Okay, that’s a bit of a parody, but you get my point. Who talks like this?

Also, some of his early fiction isn’t that good. “Memory” is just a weird little flash fiction piece about a ruined city and a conversation between two beings about the city; “The Street” is about the houses on the titular street killing Communists after the street goes from a nice neighborhood to a slum; “Polaris” and “The White Ship” are obviously both dreams taken too literally, and “The Tree” is just not scary.

Also I noticed that so far, very few women appear in the stories. Several characters are mentioned as having wives, but so far the only woman who has any actual significance is the titular character of “Sweet Ermengarde”, and that’s a story parodying popular romantic melodramas of the day! But given that Lovecraft had a strained relationship with his mother, a turbulent one with his wife, and was dominated by his aunts in the later parts of his life, maybe that has something to do with it.
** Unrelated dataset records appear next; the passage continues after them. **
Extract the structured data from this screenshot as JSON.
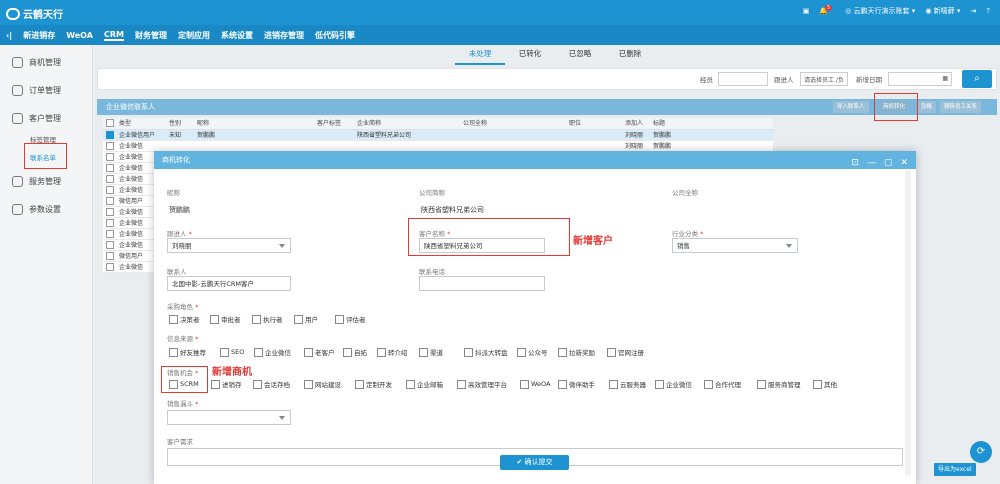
{
  "app": {
    "brand": "云鹤天行",
    "top_right": [
      "云鹏天行演示账套",
      "新嘻藓"
    ]
  },
  "menu": {
    "items": [
      "新进销存",
      "WeOA",
      "CRM",
      "财务管理",
      "定制应用",
      "系统设置",
      "进销存管理",
      "低代码引擎"
    ],
    "active": "CRM"
  },
  "sidebar": {
    "items": [
      "商机管理",
      "订单管理",
      "客户管理",
      "服务管理",
      "参数设置"
    ],
    "sub_items": [
      "标签管理",
      "联系名单"
    ]
  },
  "tabs": {
    "items": [
      "未处理",
      "已转化",
      "已忽略",
      "已删除"
    ],
    "active": "未处理"
  },
  "filter": {
    "labels": {
      "clerk": "经员",
      "follower": "跟进人",
      "date": "新增日期"
    },
    "follower_placeholder": "请选择员工 /负"
  },
  "grid": {
    "title": "企业微信联系人",
    "buttons": [
      "导入联系人",
      "商机转化",
      "忽略",
      "删除员工关系"
    ],
    "columns": [
      "类型",
      "性别",
      "昵称",
      "客户标签",
      "企业简称",
      "公司全称",
      "职位",
      "添加人",
      "标题"
    ],
    "rows": [
      {
        "type": "企业微信用户",
        "gender": "未知",
        "nick": "贺鹏鹏",
        "corp": "陕西省塑料兄弟公司",
        "adder": "刘晓丽",
        "title": "贺鹏鹏",
        "checked": true
      },
      {
        "type": "企业微信",
        "gender": "",
        "nick": "",
        "corp": "",
        "adder": "刘晓丽",
        "title": "贺鹏鹏",
        "checked": false
      },
      {
        "type": "企业微信",
        "checked": false
      },
      {
        "type": "企业微信",
        "checked": false
      },
      {
        "type": "企业微信",
        "checked": false
      },
      {
        "type": "企业微信",
        "checked": false
      },
      {
        "type": "微信用户",
        "checked": false
      },
      {
        "type": "企业微信",
        "checked": false
      },
      {
        "type": "企业微信",
        "checked": false
      },
      {
        "type": "企业微信",
        "checked": false
      },
      {
        "type": "企业微信",
        "checked": false
      },
      {
        "type": "微信用户",
        "checked": false
      },
      {
        "type": "企业微信",
        "checked": false
      }
    ]
  },
  "export_label": "导出为excel",
  "modal": {
    "title": "商机转化",
    "nick_label": "昵称",
    "nick": "贺鹏鹏",
    "short_label": "公司简称",
    "short": "陕西省塑料兄弟公司",
    "full_label": "公司全称",
    "follower_label": "跟进人",
    "follower": "刘晓丽",
    "cust_label": "客户名称",
    "cust": "陕西省塑料兄弟公司",
    "industry_label": "行业分类",
    "industry": "销售",
    "contact_label": "联系人",
    "contact": "北国中影-云鹏天行CRM客户",
    "phone_label": "联系电话",
    "role_label": "采购角色",
    "roles": [
      "决策者",
      "审批者",
      "执行者",
      "用户",
      "评估者"
    ],
    "source_label": "信息来源",
    "sources": [
      "好友推荐",
      "SEO",
      "企业微信",
      "老客户",
      "自拓",
      "转介绍",
      "渠道",
      "抖派大转盘",
      "公众号",
      "拉新奖励",
      "官网注册"
    ],
    "opp_label": "销售机会",
    "opps": [
      "SCRM",
      "进销存",
      "会话存档",
      "网站建设",
      "定制开发",
      "企业邮箱",
      "高效管理平台",
      "WeOA",
      "微伴助手",
      "云服务器",
      "企业微信",
      "合作代理",
      "服务商管理",
      "其他"
    ],
    "stage_label": "销售漏斗",
    "need_label": "客户需求",
    "submit": "确认提交"
  },
  "annotations": {
    "new_customer": "新增客户",
    "new_opportunity": "新增商机"
  },
  "colors": {
    "primary": "#1d93d2",
    "annotation": "#e53935"
  }
}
Lovecraft makes you wonder if maybe this guy is coming for you.

However, while I have my problems with Lovecraft’s early work, I have to admit that some of his stories do hit the mark, and even are a little scary. “The Tomb” is definitely somewhat chilling, as is “Dagon” and “The Picture in the House” (the former bears resemblance to Cthullu stories, while the latter has implications of murder and cannibalism). And I actually very much enjoyed “The Temple”, which was very strange and creepy.

I can’t say about the rest of his work, but for the early stuff I think what makes the successes so great is that they leave impressions on you. They make you think to yourself, “Imagine if that actually happened. That would be kind of creepy…” And then you take a look around yourself to make sure that a slippery slimy creature or some guy with wicked magic or something isn’t near you. Lovecraft is very good at leaving those sort of feelings with you. He makes you wonder, makes you think that there’s something just beyond the corners of our eyes or in the darkest parts of our world that we don’t understand, can’t understand, and that any interaction with that something or somethings would be very dangerous for us.

So there is definitely a reason why HP Lovecraft has stuck around and become well-known as a writer of weird and terrifying fiction. And as I progress from his early work to the stuff that he’s more famous for, like “Call of Cthullu” or “The Colour out of Space” or “History of the Necronomicon”, I’m sure I’ll find more reasons to like this guy (hence the reason this post is titled Part 1).

In the meantime though, I think I’ll take a break from his stuff. Like I said, he’s great when he’s good and I’m already learning a lot from him and seeing some of his influence on my work already, but he’s dense and hard to get through, and after so much of prose like my parody paragraph, I need a break if I’m going to continue someday. Besides, I finished on “The Nameless City”, which has that famous quote in it. You know the one:

That is not dead which can eternal lie,
And with strange aeons even death may die.

I can’t think of a better stopping point than on a creepy story that has that weird couplet in it. Can you?